Git diff command from shell script

Question

I have a script:

#!/bin/bash

git log -1 | grep -w '^commit' | cut -d ' ' -f2 | git show | grep -w '^index' | cut -d ' ' -f2 > tmp_out

while read -r arg
do
        arg1=${arg[@]:0:10}
        arg2=${arg[@]:23:10}

        cmd="git diff ${arg1}^ ${arg2}"
        echo $cmd
        $cmd
done <tmp_out

Which should in theory show all merge conflicts occurred during git merge. Script gives an error:

git diff <SHA1>^ <SHA2>
error: object <SHA1> is a blob, not a commit
error: object <SHA1> is a blob, not a commit
fatal: ambiguous argument '<SHA1>^': unknown revision or path not in the working tree.

(SHA1 and SHA2 are index hashes) But when I copy the command manually and run:

git diff <SHA1>^ <SHA2>

it works. So my question is: Why shell script can not execute git diff <SHA1>^ <SHA2>?

Answer 1

The solution was to remove ^ completely. Answer from @torek in comments.

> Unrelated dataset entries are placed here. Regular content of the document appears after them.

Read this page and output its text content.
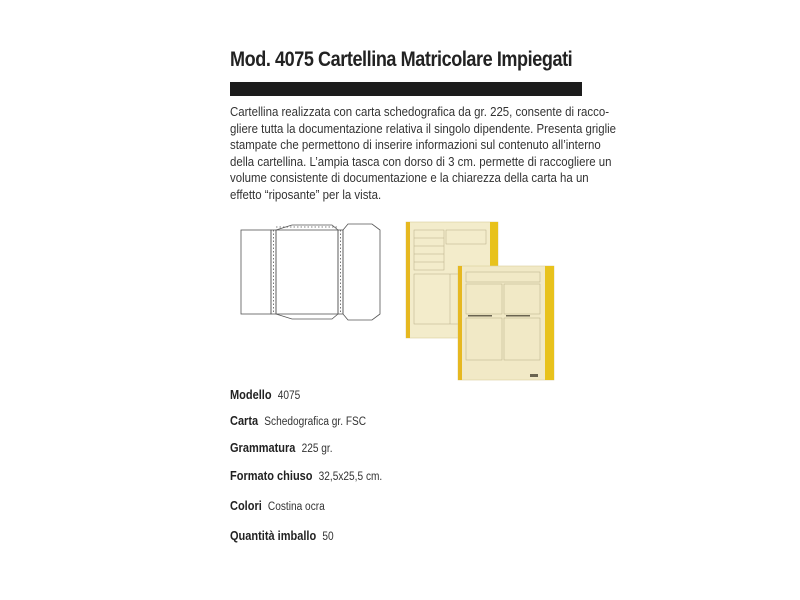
Mod. 4075 Cartellina Matricolare Impiegati
Cartellina realizzata con carta schedografica da gr. 225, consente di racco-
gliere tutta la documentazione relativa il singolo dipendente. Presenta griglie
stampate che permettono di inserire informazioni sul contenuto all’interno
della cartellina. L’ampia tasca con dorso di 3 cm. permette di raccogliere un
volume consistente di documentazione e la chiarezza della carta ha un
effetto “riposante” per la vista.
Modello 4075
Carta Schedografica gr. FSC
Grammatura 225 gr.
Formato chiuso 32,5x25,5 cm.
Colori Costina ocra
Quantità imballo 50
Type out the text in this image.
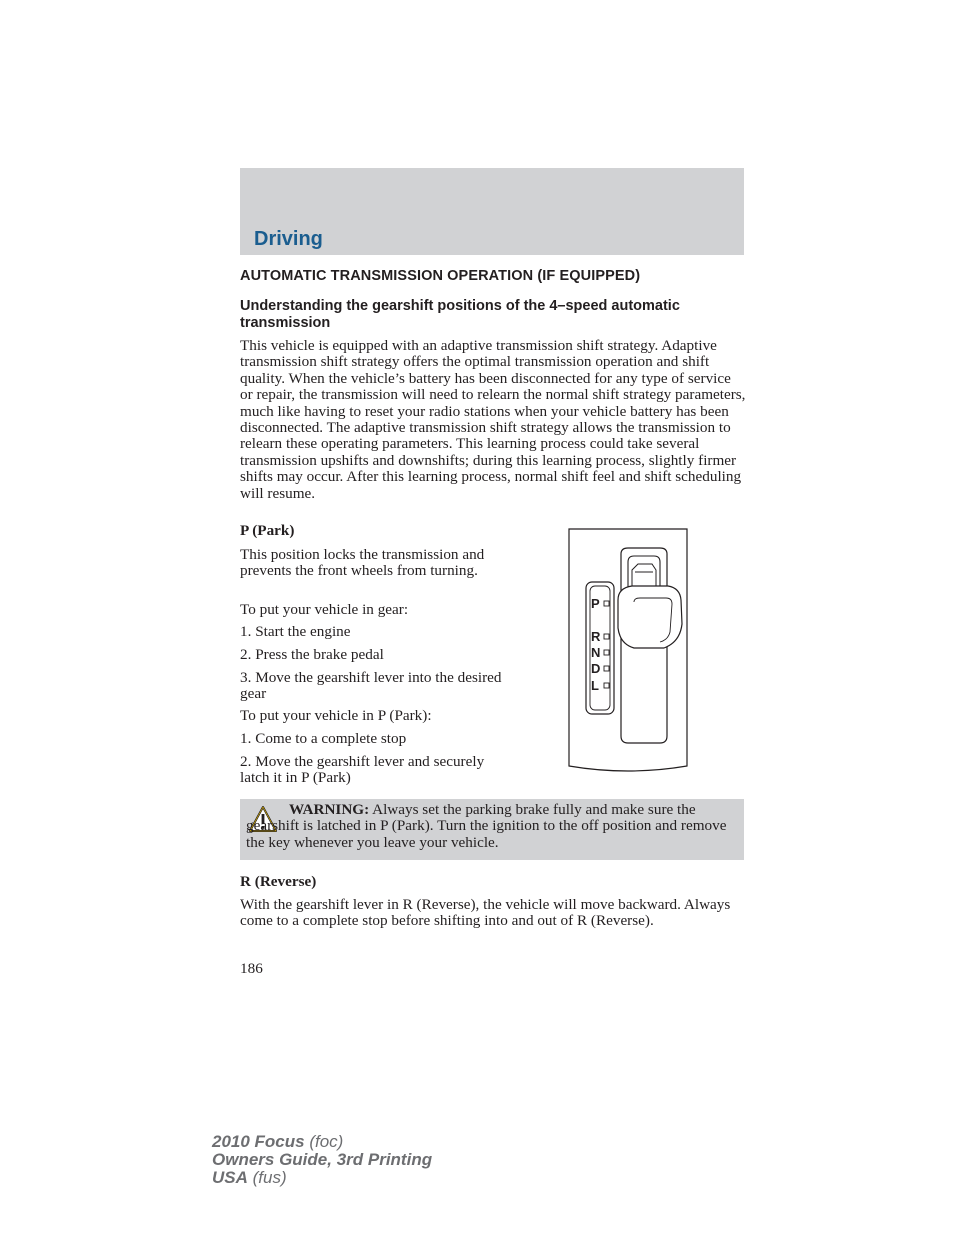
Driving
AUTOMATIC TRANSMISSION OPERATION (IF EQUIPPED)
Understanding the gearshift positions of the 4–speed automatic transmission
This vehicle is equipped with an adaptive transmission shift strategy. Adaptive transmission shift strategy offers the optimal transmission operation and shift quality. When the vehicle’s battery has been disconnected for any type of service or repair, the transmission will need to relearn the normal shift strategy parameters, much like having to reset your radio stations when your vehicle battery has been disconnected. The adaptive transmission shift strategy allows the transmission to relearn these operating parameters. This learning process could take several transmission upshifts and downshifts; during this learning process, slightly firmer shifts may occur. After this learning process, normal shift feel and shift scheduling will resume.
P (Park)
This position locks the transmission and prevents the front wheels from turning.
To put your vehicle in gear:
1. Start the engine
2. Press the brake pedal
3. Move the gearshift lever into the desired gear
To put your vehicle in P (Park):
1. Come to a complete stop
2. Move the gearshift lever and securely latch it in P (Park)
P
R
N
D
L
WARNING: Always set the parking brake fully and make sure the gearshift is latched in P (Park). Turn the ignition to the off position and remove the key whenever you leave your vehicle.
R (Reverse)
With the gearshift lever in R (Reverse), the vehicle will move backward. Always come to a complete stop before shifting into and out of R (Reverse).
186
2010 Focus (foc)
Owners Guide, 3rd Printing
USA (fus)
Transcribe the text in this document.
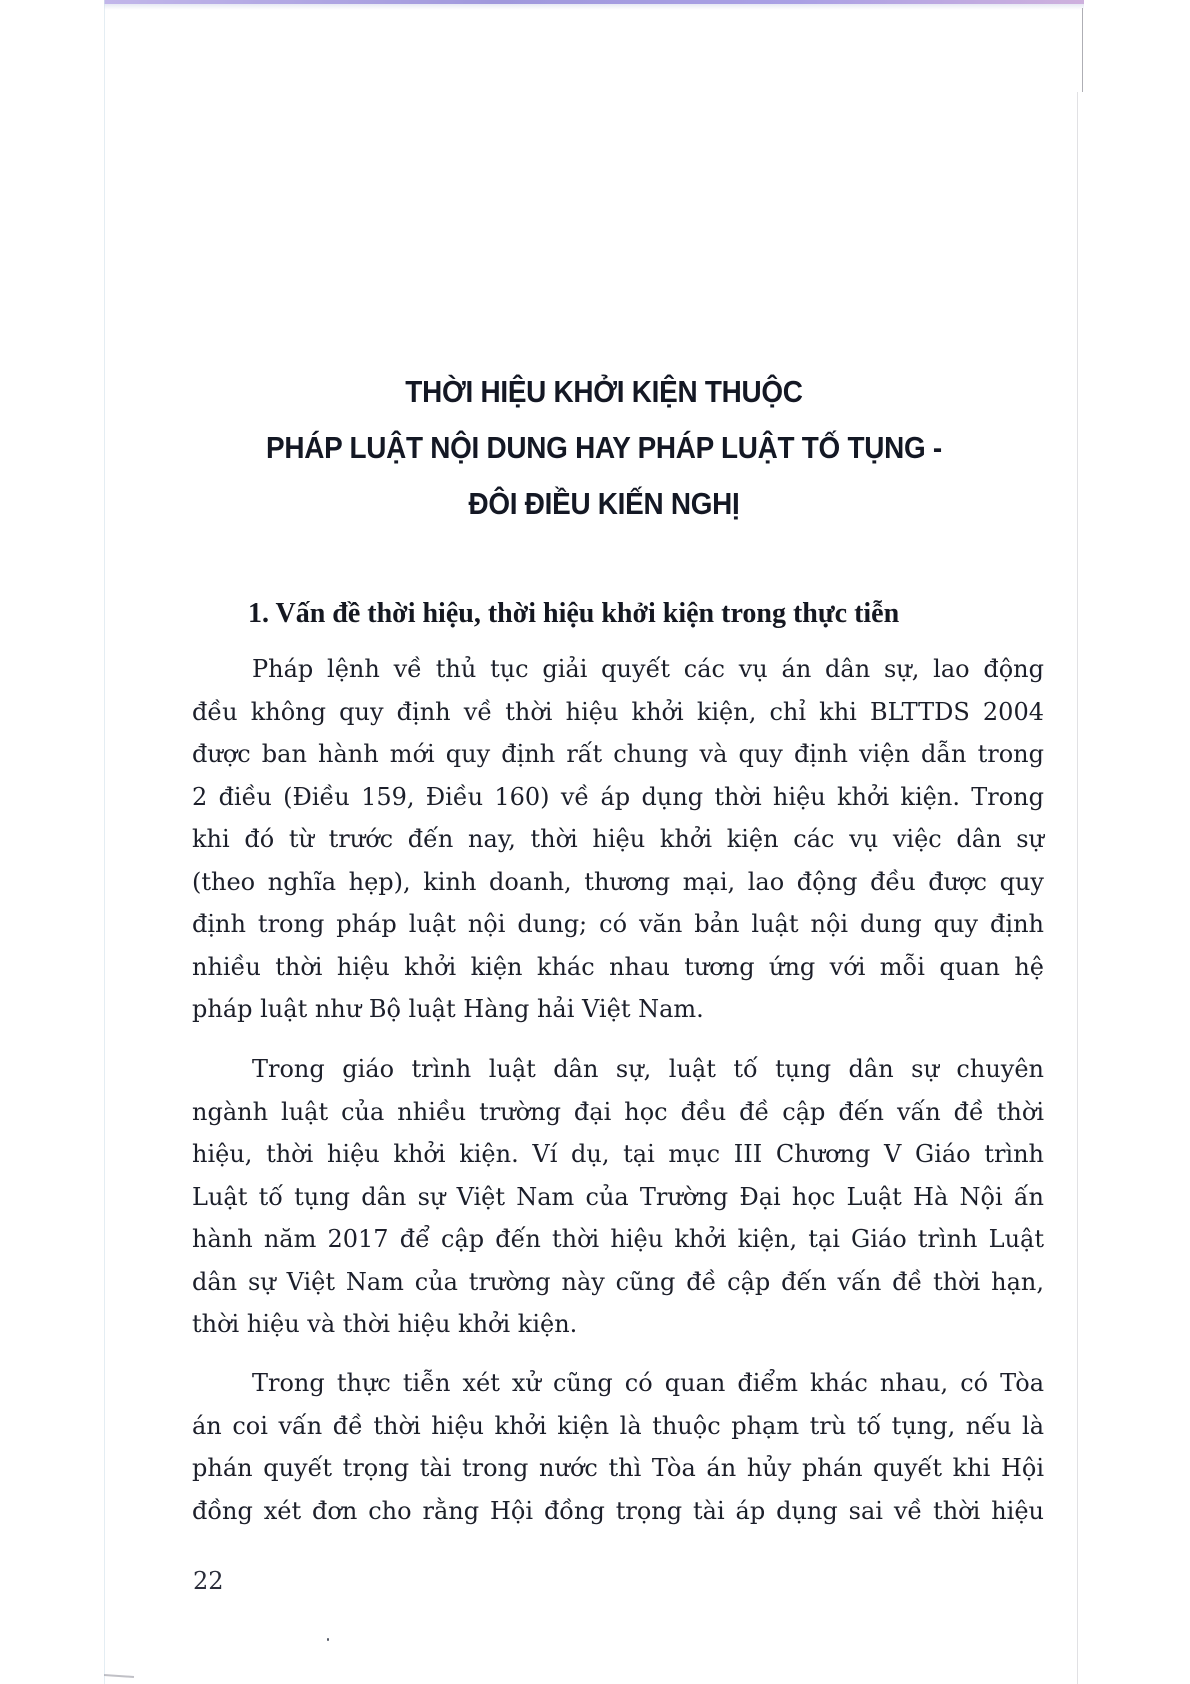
THỜI HIỆU KHỞI KIỆN THUỘC
PHÁP LUẬT NỘI DUNG HAY PHÁP LUẬT TỐ TỤNG -
ĐÔI ĐIỀU KIẾN NGHỊ
1. Vấn đề thời hiệu, thời hiệu khởi kiện trong thực tiễn
Pháp lệnh về thủ tục giải quyết các vụ án dân sự, lao động
đều không quy định về thời hiệu khởi kiện, chỉ khi BLTTDS 2004
được ban hành mới quy định rất chung và quy định viện dẫn trong
2 điều (Điều 159, Điều 160) về áp dụng thời hiệu khởi kiện. Trong
khi đó từ trước đến nay, thời hiệu khởi kiện các vụ việc dân sự
(theo nghĩa hẹp), kinh doanh, thương mại, lao động đều được quy
định trong pháp luật nội dung; có văn bản luật nội dung quy định
nhiều thời hiệu khởi kiện khác nhau tương ứng với mỗi quan hệ
pháp luật như Bộ luật Hàng hải Việt Nam.
Trong giáo trình luật dân sự, luật tố tụng dân sự chuyên
ngành luật của nhiều trường đại học đều đề cập đến vấn đề thời
hiệu, thời hiệu khởi kiện. Ví dụ, tại mục III Chương V Giáo trình
Luật tố tụng dân sự Việt Nam của Trường Đại học Luật Hà Nội ấn
hành năm 2017 để cập đến thời hiệu khởi kiện, tại Giáo trình Luật
dân sự Việt Nam của trường này cũng đề cập đến vấn đề thời hạn,
thời hiệu và thời hiệu khởi kiện.
Trong thực tiễn xét xử cũng có quan điểm khác nhau, có Tòa
án coi vấn đề thời hiệu khởi kiện là thuộc phạm trù tố tụng, nếu là
phán quyết trọng tài trong nước thì Tòa án hủy phán quyết khi Hội
đồng xét đơn cho rằng Hội đồng trọng tài áp dụng sai về thời hiệu
22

#!/bin/bash                                           
                                                        
git show | grep -w '^index' | cut -d ' ' -f2 > tmp_out
                                                      
while read -r arg                                     
do                                                    
        arg1=${arg[@]:0:10}                           
        arg2=${arg[@]:23:10}                          
                                                      
        cmd="git diff ${arg1} ${arg2}"              
        echo $cmd                                     
        $cmd                                          
done <tmp_out